2.3 Manyuchi Hydro Station
The construction of this project has been on government's workplan over the last 5 years. In 2009, the project was allocated US$2 million but up to October 2009, the money had not been released. This mini hydro station is crucial in improving the power generation with an addition of 30kw. The completion of hydro station will improve on the livelihoods of communities within its vicinity, through irrigation projects, trading, etc. For 2010, no allocation was reserved for Manyuchi Hydro plant.
2.4 Review of Electricity Act
The Committee noted with concern that penalties on vandalism or theft of ZESA cables and oil in transformers are not deterrent enough. During consultations it emerged that in other countries such acts of sabotage attract a minimum jail sentence of 25 years. In Zimbabwe , according to the Electricity Amendment Act of 2007, the minimum jail sentence of such acts of sabotage is ten years.
2.5 ZESA Debts
ZESA is experiencing huge foreign debt of US$465 million. The loans were used to fund major capital projects e.g. refurbishment of Hwange Power Station and the construction of the interconnectors. Again the company is failing to make timely payments to external power providers. ZESA owes regional utilities about US$98 Million. ZESA is currently importing about 28% of its requirements from the regional suppliers, i.e.
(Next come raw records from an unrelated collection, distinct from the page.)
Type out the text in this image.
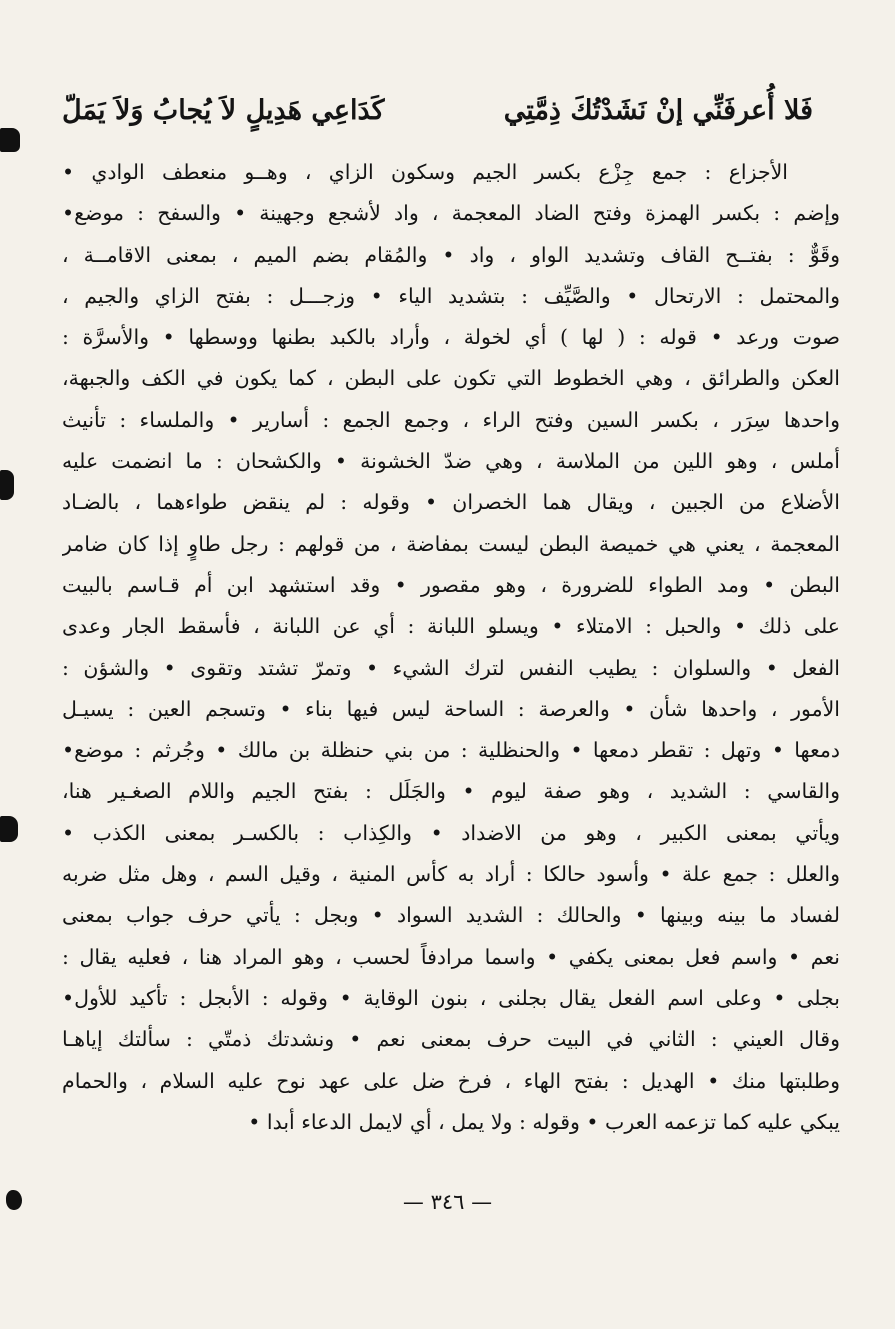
فَلا أُعرفَنِّي إنْ نَشَدْتُكَ ذِمَّتِي
كَدَاعِي هَدِيلٍ لاَ يُجابُ وَلاَ يَمَلّ
الأجزاع : جمع جِزْع بكسر الجيم وسكون الزاي ، وهــو منعطف الوادي •
وإضم : بكسر الهمزة وفتح الضاد المعجمة ، واد لأشجع وجهينة • والسفح : موضع•
وقَوٌّ : بفتــح القاف وتشديد الواو ، واد • والمُقام بضم الميم ، بمعنى الاقامــة ،
والمحتمل : الارتحال • والصَّيِّف : بتشديد الياء • وزجـــل : بفتح الزاي والجيم ،
صوت ورعد • قوله : ( لها ) أي لخولة ، وأراد بالكبد بطنها ووسطها • والأسرَّة :
العكن والطرائق ، وهي الخطوط التي تكون على البطن ، كما يكون في الكف والجبهة،
واحدها سِرَر ، بكسر السين وفتح الراء ، وجمع الجمع : أسارير • والملساء : تأنيث
أملس ، وهو اللين من الملاسة ، وهي ضدّ الخشونة • والكشحان : ما انضمت عليه
الأضلاع من الجبين ، ويقال هما الخصران • وقوله : لم ينقض طواءهما ، بالضـاد
المعجمة ، يعني هي خميصة البطن ليست بمفاضة ، من قولهم : رجل طاوٍ إذا كان ضامر
البطن • ومد الطواء للضرورة ، وهو مقصور • وقد استشهد ابن أم قـاسم بالبيت
على ذلك • والحبل : الامتلاء • ويسلو اللبانة : أي عن اللبانة ، فأسقط الجار وعدى
الفعل • والسلوان : يطيب النفس لترك الشيء • وتمرّ تشتد وتقوى • والشؤن :
الأمور ، واحدها شأن • والعرصة : الساحة ليس فيها بناء • وتسجم العين : يسيـل
دمعها • وتهل : تقطر دمعها • والحنظلية : من بني حنظلة بن مالك • وجُرثم : موضع•
والقاسي : الشديد ، وهو صفة ليوم • والجَلَل : بفتح الجيم واللام الصغـير هنا،
ويأتي بمعنى الكبير ، وهو من الاضداد • والكِذاب : بالكسـر بمعنى الكذب •
والعلل : جمع علة • وأسود حالكا : أراد به كأس المنية ، وقيل السم ، وهل مثل ضربه
لفساد ما بينه وبينها • والحالك : الشديد السواد • وبجل : يأتي حرف جواب بمعنى
نعم • واسم فعل بمعنى يكفي • واسما مرادفاً لحسب ، وهو المراد هنا ، فعليه يقال :
بجلى • وعلى اسم الفعل يقال بجلنى ، بنون الوقاية • وقوله : الأبجل : تأكيد للأول•
وقال العيني : الثاني في البيت حرف بمعنى نعم • ونشدتك ذمتّي : سألتك إياهـا
وطلبتها منك • الهديل : بفتح الهاء ، فرخ ضل على عهد نوح عليه السلام ، والحمام
يبكي عليه كما تزعمه العرب • وقوله : ولا يمل ، أي لايمل الدعاء أبدا •
— ٣٤٦ —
HCB of Mozambique, SNEL of the DRC and ZESCQ of Zambia.
3 RECOMMENDATIONS
3.1 African Development Bank Loan: Government needs to consider other options in securing finances for ZESA, especially those that have been worked on by ZESA Holdings and the government such as the US$82 million loan facility under DBSA.
3.2 Coal Supplies: ZESA holdings should be allowed to go into joint venture partnerships in the mining of coal for its power plant, so as to improve of availability and generation capacity of the ZPC.
3.3 Manyuchi Dam: Government needs to encourage public-private investment so that the hydro-plant is completed.
3.4 Review of Electricity Act: There is need to review the Electricity Act so as to deter vandalism and theft of ZESA infrastructure used for generation and distribution of electricity.
3.5ZESA Debt: There is need fro government to take over the foreign debt. The current tarrif has no provision for debt repayment
Presnted in the House of Assembly 08 December 2009 by Hon. Chindori Chininga (Chairman Parliamentary Portfolio Committee On Mines and Energy).